The force said a referral had been made to the Crown Prosecution Service, which 'subsequently authorised the above charge.' That decision means prosecutors are satisfied there is a realistic prospect of conviction and that bringing the case is in the public interest, although the CPS has not released a detailed rationale. As with any criminal allegation, nothing is proven at this stage and Billinger is presumed innocent until the court decides otherwise.

Bonnie Blue, Bali and a Rapid Fall From Favour

The London charge against Bonnie landed only days after she was taken into custody in Bali during a police raid on a rented studio in December. Billinger had attracted attention in Indonesia as reports circulated that she was hosting what local media described as sexually explicit 'challenges' involving large groups of young men, purportedly linked to her online persona and subscriber‑driven content business.

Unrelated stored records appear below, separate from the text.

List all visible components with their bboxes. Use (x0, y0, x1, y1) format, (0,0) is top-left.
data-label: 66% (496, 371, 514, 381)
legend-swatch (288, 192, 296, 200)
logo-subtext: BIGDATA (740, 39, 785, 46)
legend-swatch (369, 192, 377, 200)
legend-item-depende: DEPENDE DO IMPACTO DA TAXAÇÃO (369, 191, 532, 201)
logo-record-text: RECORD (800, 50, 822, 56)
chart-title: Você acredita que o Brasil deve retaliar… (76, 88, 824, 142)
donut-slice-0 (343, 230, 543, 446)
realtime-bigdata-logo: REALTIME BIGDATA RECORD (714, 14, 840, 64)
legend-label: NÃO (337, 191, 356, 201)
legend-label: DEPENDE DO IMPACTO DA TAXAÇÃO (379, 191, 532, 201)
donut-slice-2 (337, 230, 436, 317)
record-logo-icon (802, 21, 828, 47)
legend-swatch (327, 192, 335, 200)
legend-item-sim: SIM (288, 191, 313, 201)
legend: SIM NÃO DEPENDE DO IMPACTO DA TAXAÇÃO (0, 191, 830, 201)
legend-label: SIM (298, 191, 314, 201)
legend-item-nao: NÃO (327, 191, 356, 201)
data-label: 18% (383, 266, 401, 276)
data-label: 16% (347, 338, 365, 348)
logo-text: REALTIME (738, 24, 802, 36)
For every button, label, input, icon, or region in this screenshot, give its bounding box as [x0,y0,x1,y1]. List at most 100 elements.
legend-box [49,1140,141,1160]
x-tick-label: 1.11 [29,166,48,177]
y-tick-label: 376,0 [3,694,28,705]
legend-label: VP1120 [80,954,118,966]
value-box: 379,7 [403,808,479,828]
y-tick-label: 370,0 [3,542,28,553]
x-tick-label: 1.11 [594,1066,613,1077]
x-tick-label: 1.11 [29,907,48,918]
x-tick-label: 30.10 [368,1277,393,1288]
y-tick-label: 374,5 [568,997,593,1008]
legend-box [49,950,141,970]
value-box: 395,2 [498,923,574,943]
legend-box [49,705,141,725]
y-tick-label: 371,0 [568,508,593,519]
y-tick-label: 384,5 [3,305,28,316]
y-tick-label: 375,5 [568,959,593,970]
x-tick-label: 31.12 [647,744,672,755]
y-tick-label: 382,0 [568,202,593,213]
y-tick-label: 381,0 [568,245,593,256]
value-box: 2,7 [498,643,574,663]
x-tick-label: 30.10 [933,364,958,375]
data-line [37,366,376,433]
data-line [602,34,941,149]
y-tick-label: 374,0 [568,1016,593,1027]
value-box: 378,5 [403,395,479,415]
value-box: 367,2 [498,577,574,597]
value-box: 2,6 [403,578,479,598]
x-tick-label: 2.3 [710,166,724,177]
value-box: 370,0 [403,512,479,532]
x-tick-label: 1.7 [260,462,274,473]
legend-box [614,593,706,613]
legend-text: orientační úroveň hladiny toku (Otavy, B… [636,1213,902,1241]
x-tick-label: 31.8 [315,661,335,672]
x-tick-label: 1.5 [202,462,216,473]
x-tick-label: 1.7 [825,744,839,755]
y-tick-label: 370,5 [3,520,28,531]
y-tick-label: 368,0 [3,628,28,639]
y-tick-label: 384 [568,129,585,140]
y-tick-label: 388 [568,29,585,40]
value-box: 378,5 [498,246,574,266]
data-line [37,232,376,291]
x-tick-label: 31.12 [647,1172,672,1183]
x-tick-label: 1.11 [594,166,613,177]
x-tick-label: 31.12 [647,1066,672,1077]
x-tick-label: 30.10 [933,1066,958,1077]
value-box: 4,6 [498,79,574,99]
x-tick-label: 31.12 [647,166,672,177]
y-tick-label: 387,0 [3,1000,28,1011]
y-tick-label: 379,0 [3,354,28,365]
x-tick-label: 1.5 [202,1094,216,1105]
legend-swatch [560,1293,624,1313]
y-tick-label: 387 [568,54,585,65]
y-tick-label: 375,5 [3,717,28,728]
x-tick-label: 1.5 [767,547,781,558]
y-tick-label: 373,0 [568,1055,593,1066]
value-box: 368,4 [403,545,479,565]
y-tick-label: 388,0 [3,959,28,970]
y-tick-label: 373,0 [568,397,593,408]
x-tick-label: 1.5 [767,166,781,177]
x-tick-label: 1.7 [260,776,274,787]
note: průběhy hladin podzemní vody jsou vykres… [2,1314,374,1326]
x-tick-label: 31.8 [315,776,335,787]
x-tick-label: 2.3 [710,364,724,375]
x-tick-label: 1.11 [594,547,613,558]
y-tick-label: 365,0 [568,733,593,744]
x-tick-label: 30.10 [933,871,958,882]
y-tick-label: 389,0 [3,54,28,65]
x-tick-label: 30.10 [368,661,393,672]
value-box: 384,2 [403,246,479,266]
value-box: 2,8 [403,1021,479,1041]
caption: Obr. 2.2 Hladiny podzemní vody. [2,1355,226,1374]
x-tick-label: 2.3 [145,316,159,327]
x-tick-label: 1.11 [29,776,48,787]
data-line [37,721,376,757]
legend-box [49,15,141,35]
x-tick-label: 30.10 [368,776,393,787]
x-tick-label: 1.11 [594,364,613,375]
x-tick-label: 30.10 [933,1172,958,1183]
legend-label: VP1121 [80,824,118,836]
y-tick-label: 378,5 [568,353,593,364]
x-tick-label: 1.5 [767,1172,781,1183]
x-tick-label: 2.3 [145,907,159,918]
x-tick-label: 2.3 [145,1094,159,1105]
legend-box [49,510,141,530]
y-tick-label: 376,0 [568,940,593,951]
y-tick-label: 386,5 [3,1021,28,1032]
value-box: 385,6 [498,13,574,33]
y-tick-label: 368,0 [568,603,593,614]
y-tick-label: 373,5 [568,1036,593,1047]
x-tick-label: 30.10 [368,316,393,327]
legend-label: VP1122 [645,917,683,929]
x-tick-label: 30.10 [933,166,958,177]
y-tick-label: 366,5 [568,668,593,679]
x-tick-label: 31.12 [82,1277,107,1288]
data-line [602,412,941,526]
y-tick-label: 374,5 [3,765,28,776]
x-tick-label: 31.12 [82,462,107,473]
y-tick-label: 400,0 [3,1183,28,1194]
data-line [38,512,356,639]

Indonesian officials ultimately stopped short of bringing pornography charges. Yuldi Yusman, the country's director general of immigration, said officers had examined Billinger's mobile phone and found what he described as 'private video' footage. The material, he said, was for 'private documentation and not for public distribution,' so the authorities did not pursue an obscenity case.

That did not mean she was free to go on her way. Yusman said Billinger had violated Indonesia's immigration rules by arriving on a visa on arrival while apparently conducting activity considered commercial content production. In his words, she had 'entered Indonesia using a visa on arrival for commercial content production that could potentially cause public unrest.' That phrase, with its careful nod to Indonesia's strict moral and public order laws, made clear why officials were keen to see her leave.

Billinger was deported shortly afterwards, part of a growing pattern of social media and adult content creators running into trouble in countries with conservative regulations around sex, morality and commercial expression. Her re‑appearance days later outside the Indonesian embassy in London, captured on video and quickly shared online, looked to many like a pointed response to that deportation.

Bonnie Blue
Bonnie Blue Screenshot From YouTube

What the Bonnie Blue Case Could Mean Next

The offence of outraging public decency is an old, somewhat elastic part of English law, usually deployed when behaviour in a public place is deemed grossly offensive and witnessed, or capable of being witnessed, by members of the public. The threshold is higher than casual rudeness, but precisely where a lewd gesture outside an embassy falls on that spectrum is now a matter for the courts.

Neither Billinger nor her legal representatives had commented publicly on the London charge at the time of writing. Without her side of the story, it remains unclear whether she intends to contest the allegation on the basis of intent, context or freedom of expression. Nothing is confirmed, so any speculation about her likely defence should be treated cautiously until it is presented formally in court.